Although the Chengdu region is not considered a major manufacturing center for semiconductors, Intel began semiconductor manufacturing there in 2005, and employs 600 at a testing and assembly facility in Chengdu.
"We are now determining if this has implications for Intel's operation in Chengdu. Our first priority is the safety of our people," said Danny Cheung, an Intel spokesman based in Singapore, in an e-mail.
Semiconductor Manufacturing International (SMIC) also operates a testing and assembly facility there, according to its Web site. Sources said that SMIC evacuated a fabrication plant and halted production as a result of the quake.
The earthquake occurred at 2:28 p.m. Beijing local time. The State Seismological Bureau (SSB) originally reported the quake registered at 7.6 on the Richter Scale, but later upgraded it to 7.8. The epicenter was approximately 55 kilometers (33 miles) northwest of Chengdu in Wenchuan County.
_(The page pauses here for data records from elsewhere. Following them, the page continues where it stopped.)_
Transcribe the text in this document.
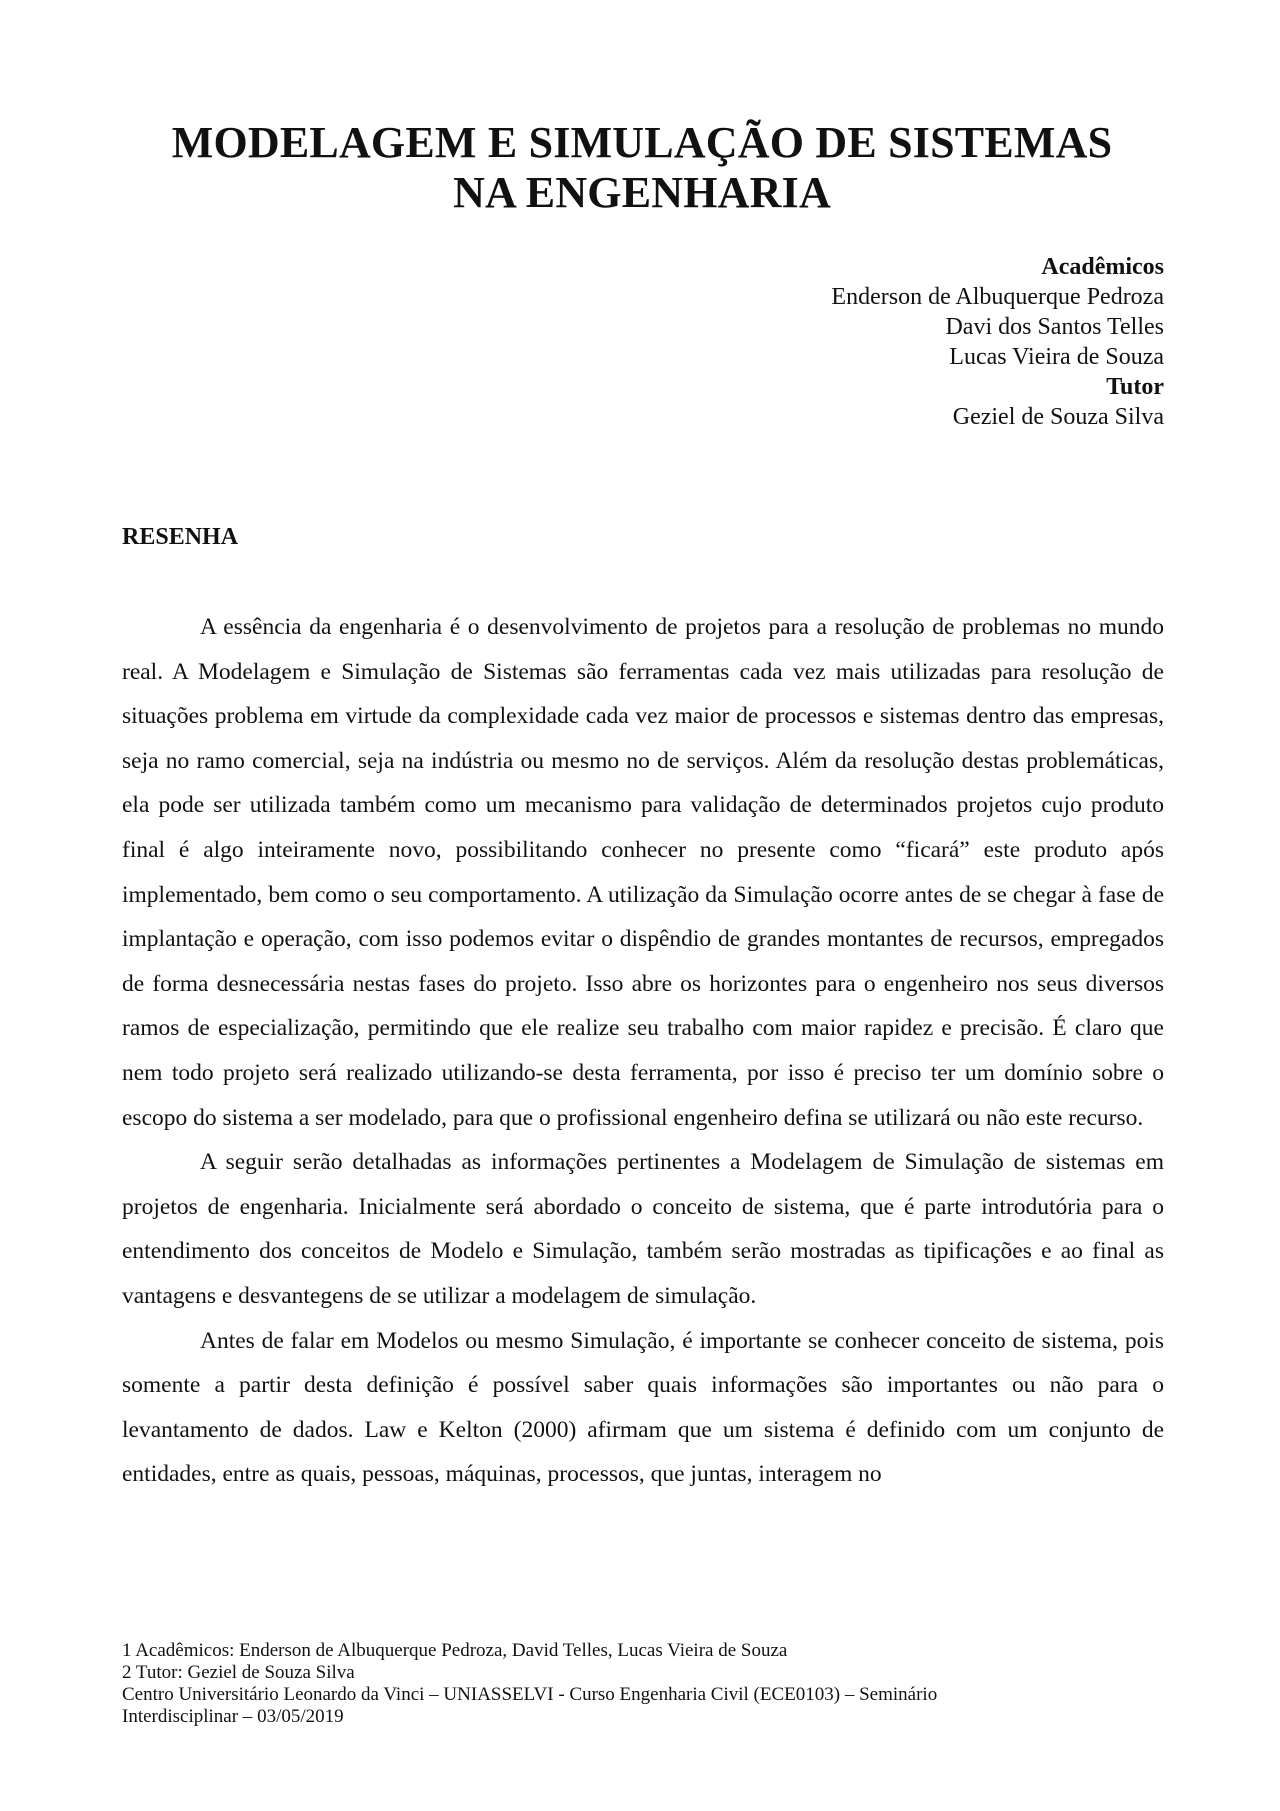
MODELAGEM E SIMULAÇÃO DE SISTEMAS
NA ENGENHARIA
Acadêmicos
Enderson de Albuquerque Pedroza
Davi dos Santos Telles
Lucas Vieira de Souza
Tutor
Geziel de Souza Silva
RESENHA

A essência da engenharia é o desenvolvimento de projetos para a resolução de problemas no mundo real. A Modelagem e Simulação de Sistemas são ferramentas cada vez mais utilizadas para resolução de situações problema em virtude da complexidade cada vez maior de processos e sistemas dentro das empresas, seja no ramo comercial, seja na indústria ou mesmo no de serviços. Além da resolução destas problemáticas, ela pode ser utilizada também como um mecanismo para validação de determinados projetos cujo produto final é algo inteiramente novo, possibilitando conhecer no presente como “ficará” este produto após implementado, bem como o seu comportamento. A utilização da Simulação ocorre antes de se chegar à fase de implantação e operação, com isso podemos evitar o dispêndio de grandes montantes de recursos, empregados de forma desnecessária nestas fases do projeto. Isso abre os horizontes para o engenheiro nos seus diversos ramos de especialização, permitindo que ele realize seu trabalho com maior rapidez e precisão. É claro que nem todo projeto será realizado utilizando-se desta ferramenta, por isso é preciso ter um domínio sobre o escopo do sistema a ser modelado, para que o profissional engenheiro defina se utilizará ou não este recurso.

A seguir serão detalhadas as informações pertinentes a Modelagem de Simulação de sistemas em projetos de engenharia. Inicialmente será abordado o conceito de sistema, que é parte introdutória para o entendimento dos conceitos de Modelo e Simulação, também serão mostradas as tipificações e ao final as vantagens e desvantegens de se utilizar a modelagem de simulação.

Antes de falar em Modelos ou mesmo Simulação, é importante se conhecer conceito de sistema, pois somente a partir desta definição é possível saber quais informações são importantes ou não para o levantamento de dados. Law e Kelton (2000) afirmam que um sistema é definido com um conjunto de entidades, entre as quais, pessoas, máquinas, processos, que juntas, interagem no

1 Acadêmicos: Enderson de Albuquerque Pedroza, David Telles, Lucas Vieira de Souza
2 Tutor: Geziel de Souza Silva
Centro Universitário Leonardo da Vinci – UNIASSELVI - Curso Engenharia Civil (ECE0103) – Seminário
Interdisciplinar – 03/05/2019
Shaking lasted for approximately one minute, dislodging lights from ceiling fixtures and knocking over water coolers, a reporter told CCTV.
CCTV did not report aftershocks, but the US Geological Service's Web site reported at least 10 by 8:45 p.m. Beijing local time. The quake was felt as far away as coastal Zhejiang province and Beijing. Beijing experienced a separate 3.9 earthquake at 2:35 p.m., the SSB confirmed.
CCTV's first pictures of the event, broadcast at 4:23 p.m. Beijing time, showed people talking on mobile handsets, although it is not known which networks they were using at the time. They showed traffic moving in the street, and a woman with her head bleeding getting into a car. Footage broadcast during the nightly newscast showed visible cracks in some residential buildings, but no collapsed structures or pictures of people injured or killed by the earthquake.
The strength of Monday's 7.8 earthquake equals China's most famous temblor in modern history, a July 1976 event in Tangshan, east of Beijing. Estimated deaths for the Tangshan earthquake range from over 200,000 to more than 700,000.
By the end of the day Monday, 8,533 people were confirmed dead as a result of the earthquake, and as many as 900 children may be buried at a high school in an unspecified location, according to the state-run Xinhua News Agency.